Johannesburg - Trade union federation Cosatu on Friday said it welcomed the fact that President Jacob Zuma
did not mention a youth wage subsidy in his state of the nation address.
Cosatu said the announcement of a youth wage subsidy would merely have acted as a subsidy to employers to replace older workers with younger ones, and deepen the problem of dual labour markets.
"We trust that the minister of finance will not reintroduce this issue in the budget," Cosatu said.
Zuma instead announced R20bn in tax allowances and tax breaks and a R9bn jobs fund, which Cosatu welcomed.
The labour federation called for more information on who would receive the money and tax breaks, and said proper monitoring and evaluation was needed.
Zuma called on the private sector, labour, community organisations, government departments and state-owned enterprises and development finance institutions to help with projects that had the potential to create jobs.
A state-owned mining company, the African Exploration, Mining and Finance Corporation, would be created soon.

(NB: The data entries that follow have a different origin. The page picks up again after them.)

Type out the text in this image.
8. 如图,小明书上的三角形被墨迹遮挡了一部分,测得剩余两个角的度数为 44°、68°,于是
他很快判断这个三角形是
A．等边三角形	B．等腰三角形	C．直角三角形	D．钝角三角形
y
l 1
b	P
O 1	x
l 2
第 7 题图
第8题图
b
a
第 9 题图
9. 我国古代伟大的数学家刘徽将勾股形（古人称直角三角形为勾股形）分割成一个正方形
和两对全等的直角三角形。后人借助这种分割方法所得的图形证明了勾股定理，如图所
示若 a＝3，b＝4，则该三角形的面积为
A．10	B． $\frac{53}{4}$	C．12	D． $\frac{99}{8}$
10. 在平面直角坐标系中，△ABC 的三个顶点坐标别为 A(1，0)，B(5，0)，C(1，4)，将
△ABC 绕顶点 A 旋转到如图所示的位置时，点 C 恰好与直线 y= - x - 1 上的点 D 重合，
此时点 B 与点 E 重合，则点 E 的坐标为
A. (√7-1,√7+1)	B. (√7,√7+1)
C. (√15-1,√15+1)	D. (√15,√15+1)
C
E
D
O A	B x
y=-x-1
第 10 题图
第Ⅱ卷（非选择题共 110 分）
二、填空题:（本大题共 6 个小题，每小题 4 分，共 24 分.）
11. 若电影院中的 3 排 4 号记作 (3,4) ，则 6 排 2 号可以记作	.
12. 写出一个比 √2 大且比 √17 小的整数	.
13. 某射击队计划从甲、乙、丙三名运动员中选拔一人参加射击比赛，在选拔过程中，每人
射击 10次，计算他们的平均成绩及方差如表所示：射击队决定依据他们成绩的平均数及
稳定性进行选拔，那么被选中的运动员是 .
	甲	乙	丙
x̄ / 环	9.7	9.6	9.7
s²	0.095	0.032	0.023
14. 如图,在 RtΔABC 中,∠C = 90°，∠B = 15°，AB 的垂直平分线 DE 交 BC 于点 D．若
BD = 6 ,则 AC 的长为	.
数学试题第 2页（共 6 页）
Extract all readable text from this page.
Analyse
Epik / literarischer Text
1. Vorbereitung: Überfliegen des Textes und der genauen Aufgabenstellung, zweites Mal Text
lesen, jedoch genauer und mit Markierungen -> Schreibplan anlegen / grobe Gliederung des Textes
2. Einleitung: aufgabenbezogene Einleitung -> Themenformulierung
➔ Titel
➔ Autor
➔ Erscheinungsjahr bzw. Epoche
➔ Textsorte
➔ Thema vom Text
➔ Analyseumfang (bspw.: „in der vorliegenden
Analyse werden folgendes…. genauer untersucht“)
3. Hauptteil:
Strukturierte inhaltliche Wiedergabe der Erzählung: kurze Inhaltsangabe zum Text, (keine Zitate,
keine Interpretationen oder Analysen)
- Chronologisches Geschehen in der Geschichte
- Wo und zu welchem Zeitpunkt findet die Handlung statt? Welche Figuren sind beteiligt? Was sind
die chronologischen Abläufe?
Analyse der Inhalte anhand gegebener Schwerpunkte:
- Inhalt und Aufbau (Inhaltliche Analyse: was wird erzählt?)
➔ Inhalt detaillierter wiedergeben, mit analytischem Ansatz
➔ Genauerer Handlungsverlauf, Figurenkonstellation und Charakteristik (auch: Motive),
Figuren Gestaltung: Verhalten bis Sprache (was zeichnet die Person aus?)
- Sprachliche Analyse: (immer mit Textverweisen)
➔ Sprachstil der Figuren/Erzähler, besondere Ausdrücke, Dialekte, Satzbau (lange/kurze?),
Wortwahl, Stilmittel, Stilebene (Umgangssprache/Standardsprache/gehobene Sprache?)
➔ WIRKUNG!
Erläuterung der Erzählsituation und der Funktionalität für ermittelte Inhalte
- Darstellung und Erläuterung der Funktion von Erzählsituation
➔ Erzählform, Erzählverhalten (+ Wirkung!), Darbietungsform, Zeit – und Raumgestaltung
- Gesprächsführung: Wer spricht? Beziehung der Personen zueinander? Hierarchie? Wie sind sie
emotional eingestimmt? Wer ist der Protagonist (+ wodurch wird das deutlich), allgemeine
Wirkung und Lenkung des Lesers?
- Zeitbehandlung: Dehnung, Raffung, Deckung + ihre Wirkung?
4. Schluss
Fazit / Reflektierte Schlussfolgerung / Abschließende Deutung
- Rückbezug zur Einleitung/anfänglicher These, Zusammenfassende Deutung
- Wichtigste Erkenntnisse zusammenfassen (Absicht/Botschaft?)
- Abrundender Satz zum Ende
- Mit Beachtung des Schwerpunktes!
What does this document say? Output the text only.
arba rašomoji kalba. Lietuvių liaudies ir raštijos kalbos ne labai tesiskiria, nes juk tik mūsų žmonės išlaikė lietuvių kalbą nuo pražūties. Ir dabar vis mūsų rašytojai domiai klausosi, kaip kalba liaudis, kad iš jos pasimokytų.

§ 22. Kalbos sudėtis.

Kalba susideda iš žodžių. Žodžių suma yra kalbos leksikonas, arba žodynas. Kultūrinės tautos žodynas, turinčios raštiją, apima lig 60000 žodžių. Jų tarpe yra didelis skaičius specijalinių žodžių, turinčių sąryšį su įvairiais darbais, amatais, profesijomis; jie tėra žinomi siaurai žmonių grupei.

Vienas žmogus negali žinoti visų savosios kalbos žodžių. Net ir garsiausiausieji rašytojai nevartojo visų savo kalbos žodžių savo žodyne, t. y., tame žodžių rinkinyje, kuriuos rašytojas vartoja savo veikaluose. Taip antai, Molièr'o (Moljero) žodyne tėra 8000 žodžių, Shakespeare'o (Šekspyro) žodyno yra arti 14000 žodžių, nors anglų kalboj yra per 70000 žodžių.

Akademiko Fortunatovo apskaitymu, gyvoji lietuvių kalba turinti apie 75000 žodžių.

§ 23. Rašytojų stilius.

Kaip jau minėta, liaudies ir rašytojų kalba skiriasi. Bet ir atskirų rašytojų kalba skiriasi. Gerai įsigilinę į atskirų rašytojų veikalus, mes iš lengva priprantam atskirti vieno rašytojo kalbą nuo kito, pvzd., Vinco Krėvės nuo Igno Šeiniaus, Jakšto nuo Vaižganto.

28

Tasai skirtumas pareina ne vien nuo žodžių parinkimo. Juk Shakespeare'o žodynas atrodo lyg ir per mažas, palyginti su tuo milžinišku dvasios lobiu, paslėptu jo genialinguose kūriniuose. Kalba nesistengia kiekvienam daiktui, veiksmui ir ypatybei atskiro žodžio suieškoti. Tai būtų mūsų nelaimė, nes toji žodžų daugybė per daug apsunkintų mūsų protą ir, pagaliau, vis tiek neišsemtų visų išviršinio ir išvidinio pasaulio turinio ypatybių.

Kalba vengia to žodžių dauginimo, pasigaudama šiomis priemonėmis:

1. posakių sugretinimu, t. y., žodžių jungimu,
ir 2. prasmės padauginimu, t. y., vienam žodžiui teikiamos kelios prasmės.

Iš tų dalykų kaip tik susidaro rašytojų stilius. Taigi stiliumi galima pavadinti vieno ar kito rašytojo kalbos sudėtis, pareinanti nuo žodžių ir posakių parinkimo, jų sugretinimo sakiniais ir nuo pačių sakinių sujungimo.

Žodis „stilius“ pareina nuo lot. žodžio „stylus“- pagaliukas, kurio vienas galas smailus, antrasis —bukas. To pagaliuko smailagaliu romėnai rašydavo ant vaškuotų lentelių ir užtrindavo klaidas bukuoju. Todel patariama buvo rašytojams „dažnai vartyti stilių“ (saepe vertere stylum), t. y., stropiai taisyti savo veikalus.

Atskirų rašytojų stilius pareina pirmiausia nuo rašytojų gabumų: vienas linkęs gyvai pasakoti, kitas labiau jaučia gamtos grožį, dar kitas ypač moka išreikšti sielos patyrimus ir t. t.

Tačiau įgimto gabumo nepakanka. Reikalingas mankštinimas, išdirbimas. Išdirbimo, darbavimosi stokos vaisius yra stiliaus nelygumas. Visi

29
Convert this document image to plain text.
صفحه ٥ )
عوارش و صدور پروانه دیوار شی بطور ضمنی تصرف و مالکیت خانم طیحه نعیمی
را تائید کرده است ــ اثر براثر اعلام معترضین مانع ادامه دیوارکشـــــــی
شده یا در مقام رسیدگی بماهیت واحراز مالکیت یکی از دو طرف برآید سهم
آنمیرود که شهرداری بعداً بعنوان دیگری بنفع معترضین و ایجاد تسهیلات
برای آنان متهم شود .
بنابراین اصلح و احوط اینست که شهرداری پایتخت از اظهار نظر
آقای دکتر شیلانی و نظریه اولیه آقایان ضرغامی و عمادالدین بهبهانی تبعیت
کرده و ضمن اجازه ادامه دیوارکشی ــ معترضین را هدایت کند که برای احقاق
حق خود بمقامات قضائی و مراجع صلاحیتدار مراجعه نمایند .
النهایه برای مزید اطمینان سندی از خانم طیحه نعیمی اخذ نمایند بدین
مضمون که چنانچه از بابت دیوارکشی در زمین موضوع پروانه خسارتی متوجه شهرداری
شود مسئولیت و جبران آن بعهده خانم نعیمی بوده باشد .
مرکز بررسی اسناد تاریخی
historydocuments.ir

The company would undertake the mining of minerals of strategic significance.
Cosatu said this was a significant move towards having "the people" and not private businesses benefit from the exploitation of SA's mineral wealth.
The decent work debate continued, with Cosatu saying that jobs created under the expanded public works programme were valuable but no substitute for proper, decent jobs.
It warned that exchange control reforms were likely to increase risks of currency speculation and capital flight, and that capital controls would be better options.
All of the government priorities, in particular job creation, depended on the efficiency of the government and on changing the culture of the public sector, it said.